Depuis le 18 septembre 2024, le Burkina Faso a pris une mesure radicale en suspendant l’exportation des amandes de karité, une ressource vitale pour l’économie nationale. Avec une production annuelle de 600 000 tonnes, le pays est le deuxième exportateur mondial de karité, juste derrière le Nigeria. Cette décision, annoncée par le gouvernement de Transition, s’inscrit dans une stratégie visant à renforcer la transformation locale de cette matière première et à stimuler le secteur industriel burkinabè.
Le karité : une richesse nationale
Le karité, souvent surnommé « l’or des femmes » en raison de la prédominance des femmes dans sa production, est un pilier de l’économie rurale au Burkina Faso. Il représente une source de revenus essentielle pour des milliers de familles dans les zones rurales. En 2019, les exportations d’amandes de karité ont généré environ 60 millions de dollars pour l’économie burkinabè. Cependant, ces chiffres impressionnants cachent une problématique : la plupart de ces amandes étaient destinées à l’exportation brute, laissant peu de valeur ajoutée au niveau national.
En réponse à cette situation, le gouvernement a pris la décision de suspendre temporairement ces exportations afin de rediriger cette matière première vers les industries locales. Cette mesure vise à encourager la transformation du karité au Burkina Faso et à créer plus d’opportunités économiques au niveau national, notamment à travers le développement d’industries locales capables de transformer les amandes en produits finis, tels que le beurre de karité, les cosmétiques ou encore les produits pharmaceutiques.
Promouvoir l’industrialisation locale
La décision du gouvernement inclut l’arrêt immédiat des Autorisations spéciales d’exportation (ASE), un mécanisme qui permettait auparavant d’exporter certaines quantités d’amandes malgré les restrictions. Désormais, ces ASE sont suspendues, ce qui aura un impact direct sur les exportateurs et les intermédiaires internationaux.
L’objectif principal derrière cette décision est de promouvoir une transformation locale accrue des amandes de karité. En encourageant les entreprises locales à s’investir davantage dans la transformation industrielle, le Burkina Faso espère créer de la valeur ajoutée sur place, augmentant ainsi les bénéfices potentiels pour l’économie nationale. Cette mesure devrait également offrir davantage de possibilités d’emploi, notamment pour les femmes, qui constituent l’essentiel de la main-d’œuvre dans la filière.
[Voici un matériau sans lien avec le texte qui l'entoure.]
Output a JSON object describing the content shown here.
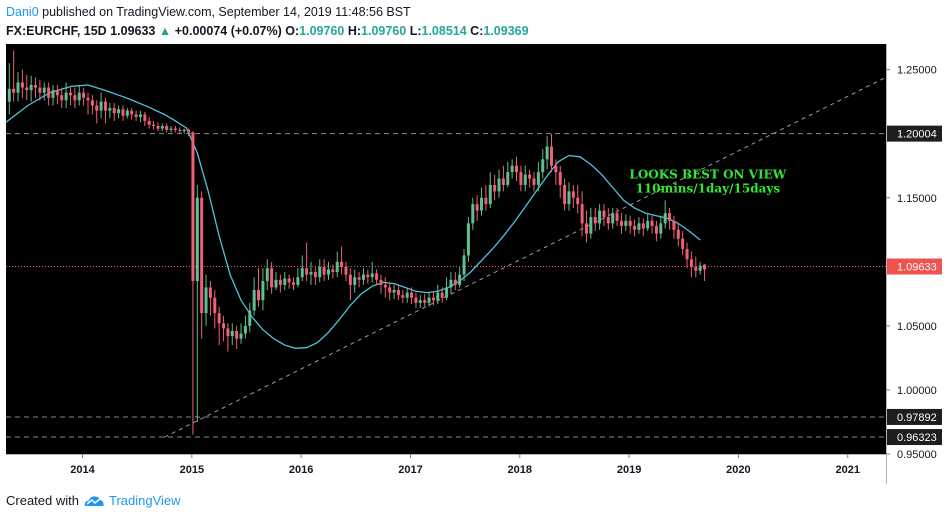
{
  "header": {
    "user": "Dani0",
    "published_text": "published on TradingView.com, September 14, 2019 11:48:56 BST",
    "symbol": "FX:EURCHF, 15D",
    "last": "1.09633",
    "arrow": "▲",
    "change": "+0.00074 (+0.07%)",
    "o_label": "O:",
    "o_value": "1.09760",
    "h_label": "H:",
    "h_value": "1.09760",
    "l_label": "L:",
    "l_value": "1.08514",
    "c_label": "C:",
    "c_value": "1.09369"
  },
  "footer": {
    "created_with": "Created with",
    "brand": "TradingView",
    "logo_icon": "tradingview-cloud-icon"
  },
  "colors": {
    "background": "#000000",
    "up": "#5fbf90",
    "down": "#ef6076",
    "ma": "#4ec3dc",
    "annotation": "#33e633",
    "price_line": "#ef5350",
    "trendline": "#9a9a9a"
  },
  "chart_data": {
    "type": "candlestick",
    "x_ticks": [
      "2014",
      "2015",
      "2016",
      "2017",
      "2018",
      "2019",
      "2020",
      "2021"
    ],
    "y_ticks": [
      "1.25000",
      "1.20004",
      "1.15000",
      "1.09633",
      "1.05000",
      "1.00000",
      "0.97892",
      "0.96323",
      "0.95000"
    ],
    "ylim": [
      0.95,
      1.27
    ],
    "xlim": [
      2013.3,
      2021.35
    ],
    "price_labels": [
      {
        "value": 1.20004,
        "text": "1.20004",
        "style": "level"
      },
      {
        "value": 1.09633,
        "text": "1.09633",
        "style": "last"
      },
      {
        "value": 0.97892,
        "text": "0.97892",
        "style": "level"
      },
      {
        "value": 0.96323,
        "text": "0.96323",
        "style": "level"
      }
    ],
    "horizontal_levels": [
      1.20004,
      0.97892,
      0.96323
    ],
    "last_price": 1.09633,
    "trendline": {
      "start": [
        2014.75,
        0.9632
      ],
      "end": [
        2021.35,
        1.244
      ]
    },
    "annotation": {
      "lines": [
        "LOOKS BEST ON VIEW",
        "110mins/1day/15days"
      ],
      "x": 2019.72,
      "y": 1.165
    },
    "ma": [
      [
        2013.3,
        1.209
      ],
      [
        2013.5,
        1.222
      ],
      [
        2013.7,
        1.232
      ],
      [
        2013.9,
        1.237
      ],
      [
        2014.05,
        1.238
      ],
      [
        2014.2,
        1.234
      ],
      [
        2014.4,
        1.228
      ],
      [
        2014.6,
        1.221
      ],
      [
        2014.75,
        1.215
      ],
      [
        2014.85,
        1.21
      ],
      [
        2014.95,
        1.2045
      ],
      [
        2015.05,
        1.185
      ],
      [
        2015.15,
        1.155
      ],
      [
        2015.25,
        1.12
      ],
      [
        2015.35,
        1.09
      ],
      [
        2015.45,
        1.07
      ],
      [
        2015.55,
        1.057
      ],
      [
        2015.65,
        1.047
      ],
      [
        2015.75,
        1.04
      ],
      [
        2015.85,
        1.035
      ],
      [
        2015.95,
        1.0325
      ],
      [
        2016.05,
        1.033
      ],
      [
        2016.15,
        1.037
      ],
      [
        2016.25,
        1.045
      ],
      [
        2016.35,
        1.055
      ],
      [
        2016.45,
        1.066
      ],
      [
        2016.55,
        1.075
      ],
      [
        2016.65,
        1.081
      ],
      [
        2016.75,
        1.084
      ],
      [
        2016.85,
        1.083
      ],
      [
        2016.95,
        1.08
      ],
      [
        2017.05,
        1.077
      ],
      [
        2017.15,
        1.076
      ],
      [
        2017.25,
        1.077
      ],
      [
        2017.35,
        1.08
      ],
      [
        2017.45,
        1.085
      ],
      [
        2017.55,
        1.092
      ],
      [
        2017.65,
        1.101
      ],
      [
        2017.75,
        1.11
      ],
      [
        2017.85,
        1.12
      ],
      [
        2017.95,
        1.131
      ],
      [
        2018.05,
        1.143
      ],
      [
        2018.15,
        1.155
      ],
      [
        2018.25,
        1.167
      ],
      [
        2018.35,
        1.178
      ],
      [
        2018.45,
        1.183
      ],
      [
        2018.55,
        1.182
      ],
      [
        2018.65,
        1.176
      ],
      [
        2018.75,
        1.168
      ],
      [
        2018.85,
        1.158
      ],
      [
        2018.95,
        1.148
      ],
      [
        2019.05,
        1.142
      ],
      [
        2019.15,
        1.138
      ],
      [
        2019.25,
        1.136
      ],
      [
        2019.35,
        1.134
      ],
      [
        2019.45,
        1.13
      ],
      [
        2019.55,
        1.124
      ],
      [
        2019.65,
        1.117
      ]
    ],
    "candles": [
      [
        2013.33,
        1.225,
        1.235,
        1.255,
        1.215
      ],
      [
        2013.37,
        1.235,
        1.232,
        1.265,
        1.225
      ],
      [
        2013.41,
        1.232,
        1.24,
        1.248,
        1.225
      ],
      [
        2013.45,
        1.24,
        1.236,
        1.25,
        1.228
      ],
      [
        2013.49,
        1.236,
        1.234,
        1.246,
        1.226
      ],
      [
        2013.53,
        1.234,
        1.238,
        1.245,
        1.225
      ],
      [
        2013.57,
        1.238,
        1.236,
        1.244,
        1.228
      ],
      [
        2013.61,
        1.236,
        1.232,
        1.242,
        1.226
      ],
      [
        2013.65,
        1.232,
        1.236,
        1.24,
        1.226
      ],
      [
        2013.69,
        1.236,
        1.228,
        1.24,
        1.222
      ],
      [
        2013.73,
        1.228,
        1.234,
        1.238,
        1.222
      ],
      [
        2013.77,
        1.234,
        1.23,
        1.238,
        1.223
      ],
      [
        2013.81,
        1.23,
        1.226,
        1.236,
        1.22
      ],
      [
        2013.85,
        1.226,
        1.232,
        1.24,
        1.22
      ],
      [
        2013.89,
        1.232,
        1.23,
        1.236,
        1.222
      ],
      [
        2013.93,
        1.23,
        1.226,
        1.236,
        1.22
      ],
      [
        2013.97,
        1.226,
        1.232,
        1.238,
        1.222
      ],
      [
        2014.01,
        1.232,
        1.228,
        1.236,
        1.222
      ],
      [
        2014.05,
        1.228,
        1.226,
        1.232,
        1.215
      ],
      [
        2014.09,
        1.226,
        1.222,
        1.23,
        1.215
      ],
      [
        2014.13,
        1.222,
        1.218,
        1.226,
        1.208
      ],
      [
        2014.17,
        1.218,
        1.225,
        1.232,
        1.212
      ],
      [
        2014.21,
        1.225,
        1.218,
        1.228,
        1.208
      ],
      [
        2014.25,
        1.218,
        1.22,
        1.224,
        1.212
      ],
      [
        2014.29,
        1.22,
        1.216,
        1.224,
        1.21
      ],
      [
        2014.33,
        1.216,
        1.219,
        1.222,
        1.212
      ],
      [
        2014.37,
        1.219,
        1.214,
        1.222,
        1.21
      ],
      [
        2014.41,
        1.214,
        1.218,
        1.22,
        1.212
      ],
      [
        2014.45,
        1.218,
        1.215,
        1.22,
        1.211
      ],
      [
        2014.49,
        1.215,
        1.213,
        1.218,
        1.21
      ],
      [
        2014.53,
        1.213,
        1.215,
        1.218,
        1.209
      ],
      [
        2014.57,
        1.215,
        1.21,
        1.217,
        1.206
      ],
      [
        2014.61,
        1.21,
        1.207,
        1.213,
        1.204
      ],
      [
        2014.65,
        1.207,
        1.206,
        1.21,
        1.203
      ],
      [
        2014.69,
        1.206,
        1.204,
        1.209,
        1.202
      ],
      [
        2014.73,
        1.204,
        1.206,
        1.208,
        1.202
      ],
      [
        2014.77,
        1.206,
        1.203,
        1.208,
        1.201
      ],
      [
        2014.81,
        1.203,
        1.204,
        1.206,
        1.201
      ],
      [
        2014.85,
        1.204,
        1.203,
        1.206,
        1.201
      ],
      [
        2014.89,
        1.203,
        1.202,
        1.205,
        1.2
      ],
      [
        2014.93,
        1.202,
        1.203,
        1.204,
        1.2
      ],
      [
        2014.97,
        1.203,
        1.201,
        1.204,
        1.198
      ],
      [
        2015.01,
        1.201,
        1.085,
        1.202,
        0.965
      ],
      [
        2015.05,
        1.085,
        1.15,
        1.16,
        0.975
      ],
      [
        2015.09,
        1.15,
        1.06,
        1.155,
        1.04
      ],
      [
        2015.13,
        1.06,
        1.08,
        1.09,
        1.05
      ],
      [
        2015.17,
        1.08,
        1.072,
        1.085,
        1.058
      ],
      [
        2015.21,
        1.072,
        1.06,
        1.078,
        1.048
      ],
      [
        2015.25,
        1.06,
        1.052,
        1.065,
        1.035
      ],
      [
        2015.29,
        1.052,
        1.048,
        1.058,
        1.038
      ],
      [
        2015.33,
        1.048,
        1.042,
        1.052,
        1.03
      ],
      [
        2015.37,
        1.042,
        1.046,
        1.052,
        1.035
      ],
      [
        2015.41,
        1.046,
        1.04,
        1.05,
        1.032
      ],
      [
        2015.45,
        1.04,
        1.044,
        1.052,
        1.036
      ],
      [
        2015.49,
        1.044,
        1.05,
        1.058,
        1.04
      ],
      [
        2015.53,
        1.05,
        1.062,
        1.068,
        1.045
      ],
      [
        2015.57,
        1.062,
        1.078,
        1.088,
        1.058
      ],
      [
        2015.61,
        1.078,
        1.07,
        1.095,
        1.065
      ],
      [
        2015.65,
        1.07,
        1.085,
        1.095,
        1.062
      ],
      [
        2015.69,
        1.085,
        1.095,
        1.102,
        1.078
      ],
      [
        2015.73,
        1.095,
        1.08,
        1.1,
        1.075
      ],
      [
        2015.77,
        1.08,
        1.086,
        1.092,
        1.078
      ],
      [
        2015.81,
        1.086,
        1.082,
        1.09,
        1.076
      ],
      [
        2015.85,
        1.082,
        1.087,
        1.092,
        1.078
      ],
      [
        2015.89,
        1.087,
        1.084,
        1.09,
        1.079
      ],
      [
        2015.93,
        1.084,
        1.082,
        1.088,
        1.078
      ],
      [
        2015.97,
        1.082,
        1.088,
        1.095,
        1.08
      ],
      [
        2016.01,
        1.088,
        1.095,
        1.105,
        1.085
      ],
      [
        2016.05,
        1.095,
        1.09,
        1.115,
        1.085
      ],
      [
        2016.09,
        1.09,
        1.092,
        1.1,
        1.082
      ],
      [
        2016.13,
        1.092,
        1.088,
        1.096,
        1.082
      ],
      [
        2016.17,
        1.088,
        1.096,
        1.102,
        1.084
      ],
      [
        2016.21,
        1.096,
        1.09,
        1.102,
        1.085
      ],
      [
        2016.25,
        1.09,
        1.094,
        1.1,
        1.086
      ],
      [
        2016.29,
        1.094,
        1.092,
        1.098,
        1.087
      ],
      [
        2016.33,
        1.092,
        1.1,
        1.108,
        1.088
      ],
      [
        2016.37,
        1.1,
        1.096,
        1.112,
        1.09
      ],
      [
        2016.41,
        1.096,
        1.09,
        1.1,
        1.085
      ],
      [
        2016.45,
        1.09,
        1.082,
        1.095,
        1.07
      ],
      [
        2016.49,
        1.082,
        1.088,
        1.094,
        1.076
      ],
      [
        2016.53,
        1.088,
        1.086,
        1.092,
        1.08
      ],
      [
        2016.57,
        1.086,
        1.09,
        1.095,
        1.082
      ],
      [
        2016.61,
        1.09,
        1.088,
        1.094,
        1.083
      ],
      [
        2016.65,
        1.088,
        1.091,
        1.1,
        1.084
      ],
      [
        2016.69,
        1.091,
        1.086,
        1.094,
        1.082
      ],
      [
        2016.73,
        1.086,
        1.082,
        1.09,
        1.075
      ],
      [
        2016.77,
        1.082,
        1.08,
        1.088,
        1.072
      ],
      [
        2016.81,
        1.08,
        1.076,
        1.084,
        1.07
      ],
      [
        2016.85,
        1.076,
        1.078,
        1.082,
        1.071
      ],
      [
        2016.89,
        1.078,
        1.074,
        1.082,
        1.07
      ],
      [
        2016.93,
        1.074,
        1.072,
        1.078,
        1.068
      ],
      [
        2016.97,
        1.072,
        1.076,
        1.08,
        1.068
      ],
      [
        2017.01,
        1.076,
        1.072,
        1.08,
        1.067
      ],
      [
        2017.05,
        1.072,
        1.068,
        1.076,
        1.064
      ],
      [
        2017.09,
        1.068,
        1.07,
        1.074,
        1.064
      ],
      [
        2017.13,
        1.07,
        1.068,
        1.075,
        1.065
      ],
      [
        2017.17,
        1.068,
        1.072,
        1.076,
        1.065
      ],
      [
        2017.21,
        1.072,
        1.07,
        1.076,
        1.066
      ],
      [
        2017.25,
        1.07,
        1.076,
        1.082,
        1.067
      ],
      [
        2017.29,
        1.076,
        1.072,
        1.08,
        1.068
      ],
      [
        2017.33,
        1.072,
        1.08,
        1.088,
        1.07
      ],
      [
        2017.37,
        1.08,
        1.086,
        1.092,
        1.075
      ],
      [
        2017.41,
        1.086,
        1.082,
        1.092,
        1.078
      ],
      [
        2017.45,
        1.082,
        1.09,
        1.096,
        1.08
      ],
      [
        2017.49,
        1.09,
        1.105,
        1.11,
        1.085
      ],
      [
        2017.53,
        1.105,
        1.13,
        1.135,
        1.1
      ],
      [
        2017.57,
        1.13,
        1.145,
        1.15,
        1.125
      ],
      [
        2017.61,
        1.145,
        1.14,
        1.152,
        1.132
      ],
      [
        2017.65,
        1.14,
        1.15,
        1.158,
        1.136
      ],
      [
        2017.69,
        1.15,
        1.145,
        1.16,
        1.14
      ],
      [
        2017.73,
        1.145,
        1.16,
        1.17,
        1.142
      ],
      [
        2017.77,
        1.16,
        1.155,
        1.168,
        1.148
      ],
      [
        2017.81,
        1.155,
        1.165,
        1.172,
        1.15
      ],
      [
        2017.85,
        1.165,
        1.16,
        1.175,
        1.155
      ],
      [
        2017.89,
        1.16,
        1.17,
        1.178,
        1.158
      ],
      [
        2017.93,
        1.17,
        1.175,
        1.18,
        1.165
      ],
      [
        2017.97,
        1.175,
        1.17,
        1.182,
        1.163
      ],
      [
        2018.01,
        1.17,
        1.16,
        1.175,
        1.155
      ],
      [
        2018.05,
        1.16,
        1.168,
        1.175,
        1.155
      ],
      [
        2018.09,
        1.168,
        1.165,
        1.172,
        1.158
      ],
      [
        2018.13,
        1.165,
        1.16,
        1.17,
        1.155
      ],
      [
        2018.17,
        1.16,
        1.17,
        1.178,
        1.155
      ],
      [
        2018.21,
        1.17,
        1.18,
        1.188,
        1.165
      ],
      [
        2018.25,
        1.18,
        1.19,
        1.198,
        1.172
      ],
      [
        2018.29,
        1.19,
        1.175,
        1.2,
        1.17
      ],
      [
        2018.33,
        1.175,
        1.17,
        1.18,
        1.16
      ],
      [
        2018.37,
        1.17,
        1.16,
        1.175,
        1.15
      ],
      [
        2018.41,
        1.16,
        1.145,
        1.165,
        1.14
      ],
      [
        2018.45,
        1.145,
        1.155,
        1.162,
        1.14
      ],
      [
        2018.49,
        1.155,
        1.15,
        1.16,
        1.142
      ],
      [
        2018.53,
        1.15,
        1.145,
        1.16,
        1.138
      ],
      [
        2018.57,
        1.145,
        1.13,
        1.155,
        1.12
      ],
      [
        2018.61,
        1.13,
        1.122,
        1.14,
        1.115
      ],
      [
        2018.65,
        1.122,
        1.135,
        1.142,
        1.118
      ],
      [
        2018.69,
        1.135,
        1.13,
        1.142,
        1.124
      ],
      [
        2018.73,
        1.13,
        1.14,
        1.145,
        1.125
      ],
      [
        2018.77,
        1.14,
        1.135,
        1.145,
        1.128
      ],
      [
        2018.81,
        1.135,
        1.13,
        1.142,
        1.125
      ],
      [
        2018.85,
        1.13,
        1.138,
        1.142,
        1.126
      ],
      [
        2018.89,
        1.138,
        1.132,
        1.142,
        1.128
      ],
      [
        2018.93,
        1.132,
        1.128,
        1.138,
        1.122
      ],
      [
        2018.97,
        1.128,
        1.132,
        1.137,
        1.124
      ],
      [
        2019.01,
        1.132,
        1.128,
        1.136,
        1.122
      ],
      [
        2019.05,
        1.128,
        1.125,
        1.133,
        1.12
      ],
      [
        2019.09,
        1.125,
        1.13,
        1.135,
        1.122
      ],
      [
        2019.13,
        1.13,
        1.126,
        1.134,
        1.12
      ],
      [
        2019.17,
        1.126,
        1.132,
        1.138,
        1.124
      ],
      [
        2019.21,
        1.132,
        1.128,
        1.136,
        1.122
      ],
      [
        2019.25,
        1.128,
        1.122,
        1.132,
        1.116
      ],
      [
        2019.29,
        1.122,
        1.13,
        1.136,
        1.118
      ],
      [
        2019.33,
        1.13,
        1.138,
        1.148,
        1.126
      ],
      [
        2019.37,
        1.138,
        1.132,
        1.142,
        1.125
      ],
      [
        2019.41,
        1.132,
        1.125,
        1.136,
        1.118
      ],
      [
        2019.45,
        1.125,
        1.118,
        1.13,
        1.112
      ],
      [
        2019.49,
        1.118,
        1.11,
        1.124,
        1.105
      ],
      [
        2019.53,
        1.11,
        1.102,
        1.115,
        1.095
      ],
      [
        2019.57,
        1.102,
        1.096,
        1.108,
        1.088
      ],
      [
        2019.61,
        1.096,
        1.093,
        1.104,
        1.088
      ],
      [
        2019.65,
        1.093,
        1.097,
        1.1,
        1.09
      ],
      [
        2019.69,
        1.098,
        1.094,
        1.098,
        1.085
      ]
    ]
  }
}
« Cette suspension vise à garantir un approvisionnement suffisant des industries locales », a déclaré un porte-parole du gouvernement, soulignant l’importance de cette matière première pour les usines de transformation implantées dans le pays. Cette décision s’inscrit dans la volonté plus large de renforcer l’autosuffisance économique du Burkina Faso en diversifiant les industries locales et en réduisant la dépendance aux exportations brutes de matières premières.
Un impact sur la chaîne de valeur internationale
La suspension des exportations d’amandes de karité aura sans doute des répercussions à l’échelle internationale. Les grandes entreprises cosmétiques et pharmaceutiques qui se fournissent en karité burkinabè devront se tourner vers d’autres fournisseurs, ou bien envisager des partenariats avec des industries locales pour assurer un approvisionnement durable.
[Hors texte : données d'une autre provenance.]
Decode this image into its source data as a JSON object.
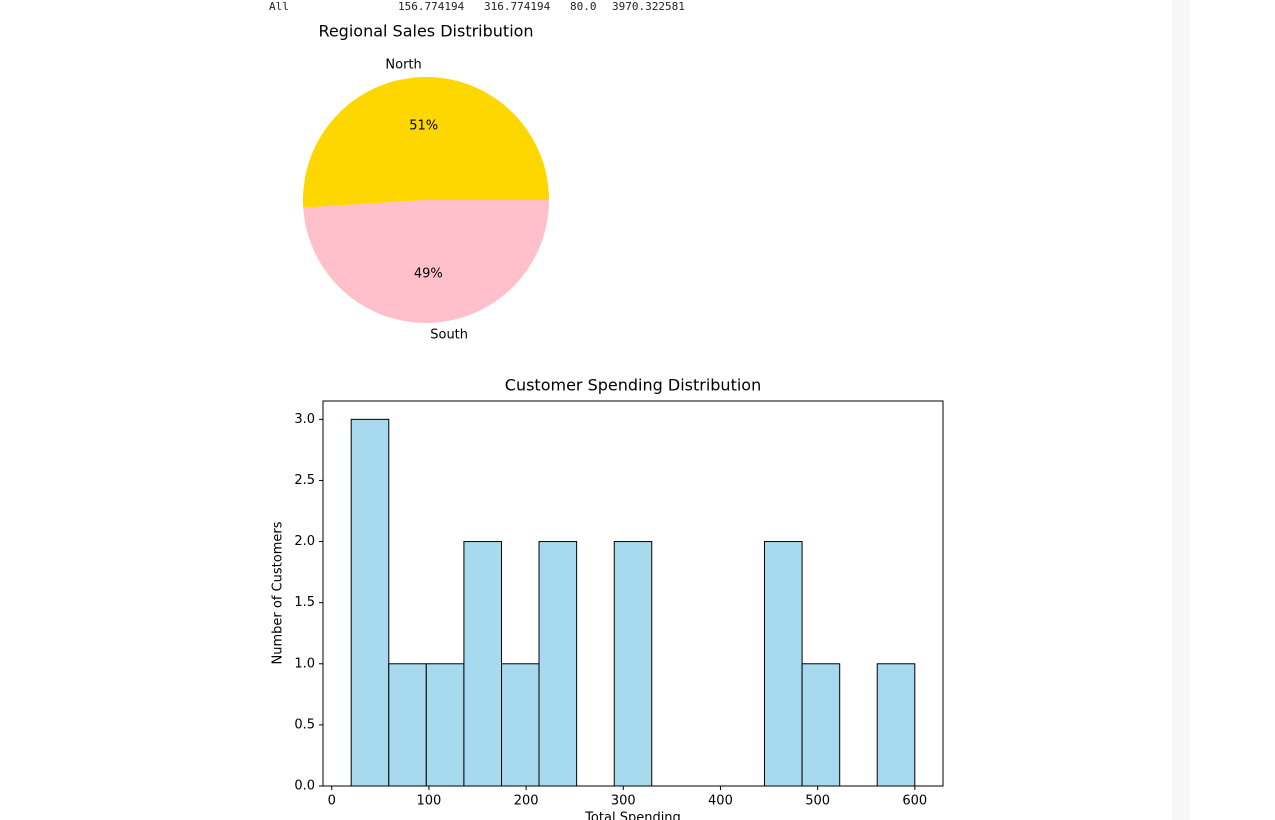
{
  "output_row": [
    "All",
    "156.774194",
    "316.774194",
    "80.0",
    "3970.322581"
  ],
  "chart_data": [
    {
      "type": "pie",
      "title": "Regional Sales Distribution",
      "categories": [
        "North",
        "South"
      ],
      "values": [
        51,
        49
      ],
      "value_labels": [
        "51%",
        "49%"
      ],
      "colors": [
        "gold",
        "pink"
      ]
    },
    {
      "type": "histogram",
      "title": "Customer Spending Distribution",
      "x_label": "Total Spending",
      "y_label": "Number of Customers",
      "bins": [
        20,
        58.7,
        97.3,
        136,
        174.7,
        213.3,
        252,
        290.7,
        329.3,
        368,
        406.7,
        445.3,
        484,
        522.7,
        561.3,
        600
      ],
      "values": [
        3,
        1,
        1,
        2,
        1,
        2,
        0,
        2,
        0,
        0,
        0,
        2,
        1,
        0,
        1
      ],
      "color": "#a8daef",
      "edgecolor": "#000000",
      "xlim": [
        -9,
        629
      ],
      "xticks": [
        0,
        100,
        200,
        300,
        400,
        500,
        600
      ],
      "ylim": [
        0,
        3.15
      ],
      "yticks": [
        {
          "value": 0,
          "label": "0.0"
        },
        {
          "value": 0.5,
          "label": "0.5"
        },
        {
          "value": 1,
          "label": "1.0"
        },
        {
          "value": 1.5,
          "label": "1.5"
        },
        {
          "value": 2,
          "label": "2.0"
        },
        {
          "value": 2.5,
          "label": "2.5"
        },
        {
          "value": 3,
          "label": "3.0"
        }
      ]
    }
  ]
}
Pour les exportateurs burkinabè qui dépendent de la vente brute des amandes, cette mesure pourrait initialement être perçue comme une contrainte. Cependant, sur le long terme, cette décision pourrait favoriser le développement de partenariats locaux et encourager des investissements dans la chaîne de valeur du karité, rendant l’industrie plus résiliente et compétitive sur le marché mondial.
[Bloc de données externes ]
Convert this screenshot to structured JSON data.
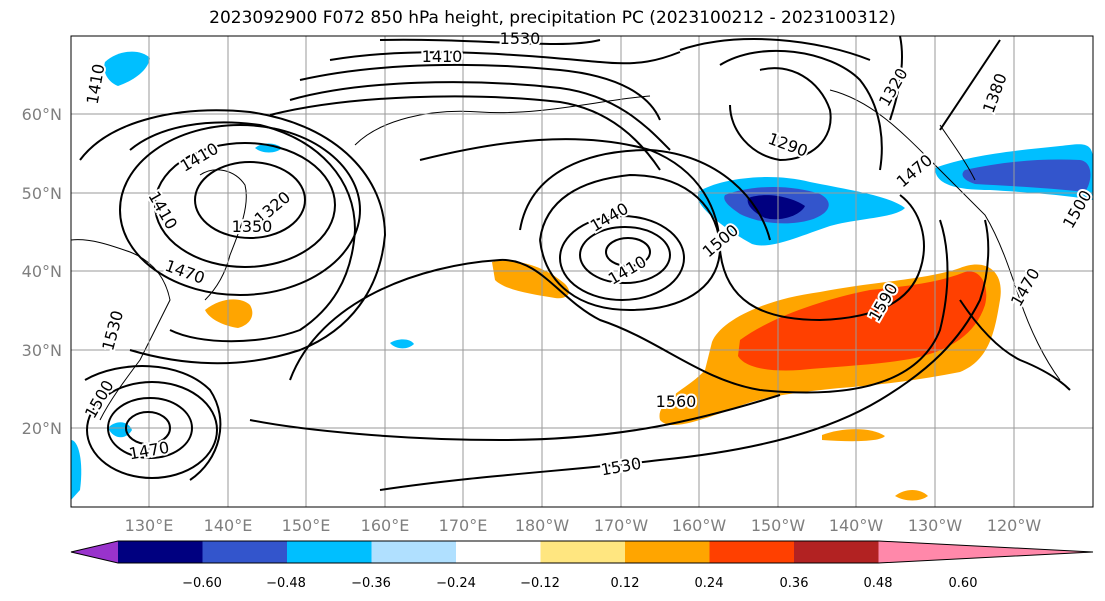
{
  "title": "2023092900 F072 850 hPa height, precipitation PC (2023100212 - 2023100312)",
  "lon_ticks": [
    "130°E",
    "140°E",
    "150°E",
    "160°E",
    "170°E",
    "180°W",
    "170°W",
    "160°W",
    "150°W",
    "140°W",
    "130°W",
    "120°W"
  ],
  "lat_ticks": [
    "60°N",
    "50°N",
    "40°N",
    "30°N",
    "20°N"
  ],
  "contour_labels": [
    "1410",
    "1530",
    "1410",
    "1320",
    "1290",
    "1380",
    "1320",
    "1350",
    "1410",
    "1470",
    "1440",
    "1410",
    "1500",
    "1470",
    "1530",
    "1500",
    "1470",
    "1590",
    "1560",
    "1530",
    "1410",
    "1470",
    "1500"
  ],
  "colorbar": {
    "ticks": [
      "−0.60",
      "−0.48",
      "−0.36",
      "−0.24",
      "−0.12",
      "0.12",
      "0.24",
      "0.36",
      "0.48",
      "0.60"
    ],
    "colors": [
      "#9933cc",
      "#000080",
      "#3355cc",
      "#00bfff",
      "#b0e0ff",
      "#ffffff",
      "#ffe680",
      "#ffa500",
      "#ff4000",
      "#b22222",
      "#ff88aa"
    ]
  }
}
Un secteur en pleine transformation
La transformation locale du karité au Burkina Faso est déjà en cours depuis plusieurs années. Des initiatives gouvernementales et privées ont vu le jour pour soutenir les coopératives féminines, améliorer les techniques de transformation et renforcer la commercialisation des produits finis à l’international.
Néanmoins, malgré ces efforts, une grande partie des amandes continue d’être exportée brute, privant le pays d’une part importante des revenus potentiels. La suspension des exportations, bien qu’ayant des effets immédiats sur les acteurs du marché, pourrait marquer un tournant vers une plus grande industrialisation du secteur.
En conclusion, la suspension de l’exportation des amandes de karité par le Burkina Faso reflète une volonté claire de redynamiser son industrie locale et de maximiser les bénéfices tirés de cette ressource précieuse. Alors que la demande mondiale pour les produits à base de karité, en particulier dans les secteurs des cosmétiques et des soins personnels, continue de croître, il est impératif pour le pays de se positionner comme un acteur clé dans la transformation de cette matière première. Si cette politique est bien mise en œuvre, elle pourrait non seulement générer plus de valeur ajoutée, mais aussi améliorer les conditions de vie de milliers de Burkinabè, en particulier des femmes, qui jouent un rôle essentiel dans la filière karité.